We began by going to the observation blind at McFadden Marsh. Two immature Bald Eagles were seen flying in that area, and Barn Swallows were close enough to photograph. As we walked the road to get a look at the Little Muddy Creek, A Virginia Rail ran across the road in front of us and a Goldfinch landed in plain sight on a sign post.

From the bridge over the creek we viewed a Purple Finch singing relentlessly. This particular finch had very little red color so we wondered how successful it would be in it's efforts to attract a mate.

Returning to the parking lot, we drove West to what is called the "Scrape Pond." This is the shallow marshy area right next to the road (Bruce Road), where we looked for Short-Eared Owls this past Winter. They were reported there often through the Winter, but we weren't there close to Sunset and that's when they usually come out.

The scrape pond was the most entertaining if not the most productive birding spot for us that morning. There was quite a rush of excitement when we saw an American Bittern with it's bill pointing upwards. There were both Yellow-Headed and Red-Winged Blackbirds singing from the tops of cattails only 30-50 feet from us. An American Coot was swimming nearbu with several young Coots tagging along. These have orange bills and some orange streaking on their heads. There was a Cinnamon Teal swimming among the cattails as well.

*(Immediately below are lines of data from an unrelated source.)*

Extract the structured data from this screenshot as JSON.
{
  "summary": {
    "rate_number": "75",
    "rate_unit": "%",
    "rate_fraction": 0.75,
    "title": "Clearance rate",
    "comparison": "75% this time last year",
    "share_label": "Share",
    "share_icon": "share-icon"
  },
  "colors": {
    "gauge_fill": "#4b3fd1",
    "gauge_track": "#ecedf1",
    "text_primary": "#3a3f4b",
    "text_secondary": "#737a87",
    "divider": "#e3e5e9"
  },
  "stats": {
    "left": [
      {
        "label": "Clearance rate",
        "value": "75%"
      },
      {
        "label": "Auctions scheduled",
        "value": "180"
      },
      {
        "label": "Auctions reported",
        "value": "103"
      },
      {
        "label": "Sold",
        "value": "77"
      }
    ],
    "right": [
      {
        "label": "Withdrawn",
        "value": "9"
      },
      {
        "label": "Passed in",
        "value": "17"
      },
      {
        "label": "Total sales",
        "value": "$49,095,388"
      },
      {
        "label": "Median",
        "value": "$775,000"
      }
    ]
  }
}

On our return to the bridge over the Little Muddy, there was a Black-Headed Grossbeak singing. It was out of sight most of the time, but finally it flew across the road over our heads and landed for a very short time at the top of a tree branch having no leaves.

Our next stop was the Prairie Overlook at the Northeast corner of Finley Refuge. There was a canopy-covered station set up as part of the 50th anniversary of the refuge, and a guide took some of our group out into the field to look at some of the wildflowers which were in bloom. From the platform he pointed out a rare Delphinium.

From the observation platform, we saw a Lazuli Bunting, a Common Yellowthroat, a Wilson's Phalarope, a Semi-Palmated Plover or two, some Killdeer, a Turkey Vulture and further out, a flock of what we were told were Band-Tailed Pigeons. While there were a lot of birds here, most of them were quite some distance away compared to the very up-close looks we got at the scrape pond. We did not see any White-Tailed Kites here, as I did with Jen in December and with BOGS in January.

Our final stop for the Audubon birding trip, was Cabell Marsh, which I've not been to in decades. It was after 11am by the time we got out there, and things were rather quiet. An Osprey was diving for fish and from a look through someone's spotting scope while it was sitting on a log with it, I would say it was a 5 or 6-inch Catfish. Along the trail on the way out we clearly heard a Cassin's Vireo calling repeatedly very near to us, and saw a Wilson's Warbler.

After the bird walk, we took a very short side-trip to the very large barn across the road from the old headquarters building. There was a young woman from a rehabiliation center there with a beautiful adult Great Horned Owl.

We partook in a Buffet lunch accompanied by live bluegrass music, and toured the old headquarters building and the Historic home and buildings of the family which had farmed the land before it became part of Finley Refuge. On display were photographs taken by William Finley, and a book he wrote. We also watched part of a video taken while he and others trapped Beavers to move them to another location.

Our last activity was a van ride to the top of Pigeon Butte where habitat restoration is being done. Most of our party went on a walking tour with a biologist. They are re-introducing the host plant for Fender's Blue Butterfly and hope to bring back the Butterfly eventually to that araea as well.

There were some nice views from the top of Pigeon Butte.